- Cover art
- Developer: American Game Cartridges
- Publisher: American Game Cartridges
- Designers: James M. Ferguson David Wood John Dunn
- Composers: David Wood Donald Forbes
- Platform: Nintendo Entertainment System
- Release: NA: 1990;
- Genre: Puzzle
- Modes: Single-player, multiplayer

= Shockwave (video game) =

1990 video game

Shockwave is an unlicensed 1990 puzzle game for the Nintendo Entertainment System developed and published by American Game Cartridges.

== Gameplay ==
The object of the game is to collect all of the crystals left behind by the extinct alien race, the Tarians.

The game asks the player to input their name. The game uses a three-character password system that is influenced by the name the player chose at the beginning of the game. The game can also be played by two players, but there is only an alternative mode.

All the crystals in the level must be retrieved under a strict time limit that simulates the space suit getting weaker and eventually running out of strength. Once the space suit has been destroyed, the player is killed and loses a life.

The enemies are fireballs, which bounce around in the stage.

The player's weapon can destroy cracked blocks, but it can also create a shockwave in solid blocks, pushing the last block in a line of adjacent blocks.

Bonus items such as hourglasses, extra lives or enemy freezers can be collected.

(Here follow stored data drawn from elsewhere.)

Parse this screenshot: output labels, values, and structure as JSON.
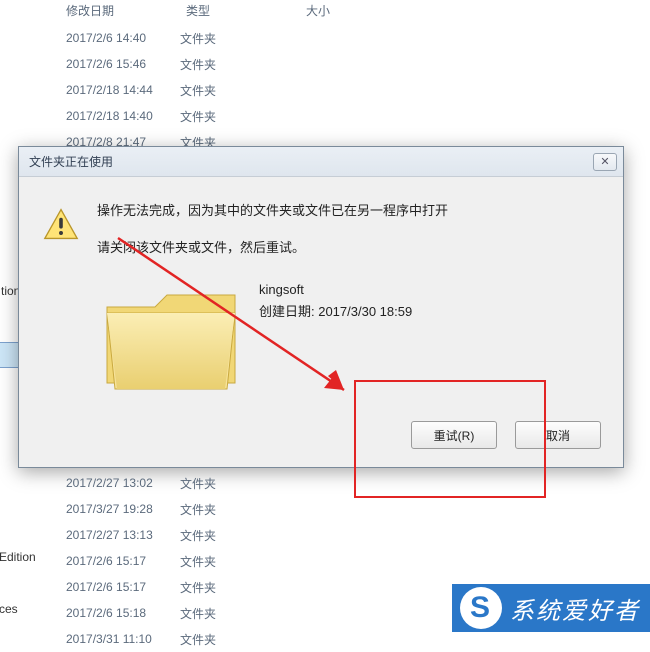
{
  "columns": {
    "date": "修改日期",
    "type": "类型",
    "size": "大小"
  },
  "rows_top": [
    {
      "date": "2017/2/6 14:40",
      "type": "文件夹"
    },
    {
      "date": "2017/2/6 15:46",
      "type": "文件夹"
    },
    {
      "date": "2017/2/18 14:44",
      "type": "文件夹"
    },
    {
      "date": "2017/2/18 14:40",
      "type": "文件夹"
    },
    {
      "date": "2017/2/8 21:47",
      "type": "文件夹"
    }
  ],
  "rows_bottom": [
    {
      "date": "2017/2/27 13:02",
      "type": "文件夹"
    },
    {
      "date": "2017/3/27 19:28",
      "type": "文件夹"
    },
    {
      "date": "2017/2/27 13:13",
      "type": "文件夹"
    },
    {
      "date": "2017/2/6 15:17",
      "type": "文件夹"
    },
    {
      "date": "2017/2/6 15:17",
      "type": "文件夹"
    },
    {
      "date": "2017/2/6 15:18",
      "type": "文件夹"
    },
    {
      "date": "2017/3/31 11:10",
      "type": "文件夹"
    }
  ],
  "sidebar": {
    "item0": "tion",
    "item1": ""
  },
  "sidebar2": {
    "item0": "Edition",
    "item1": "ces"
  },
  "dialog": {
    "title": "文件夹正在使用",
    "line1": "操作无法完成，因为其中的文件夹或文件已在另一程序中打开",
    "line2": "请关闭该文件夹或文件，然后重试。",
    "folder_name": "kingsoft",
    "created_label": "创建日期: 2017/3/30 18:59",
    "retry": "重试(R)",
    "cancel": "取消"
  },
  "watermark": {
    "text": "系统爱好者",
    "logo": "S"
  }
}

The game has a total of 50 levels.

==Release==
Shockwave was the last game officially released by American Game Cartridges before the bankruptcy of the company, even though their last game, Wally Bear and the NO! Gang, was released by American Video Entertainment, another unlicensed company, which was a subsidiary of the computer chip manufacturer Macronix. Wally Bear includes in-game advertising for Shockwave.

== Reception ==
AllGame gave Shockwave a score of 2.5 stars out of a possible 5.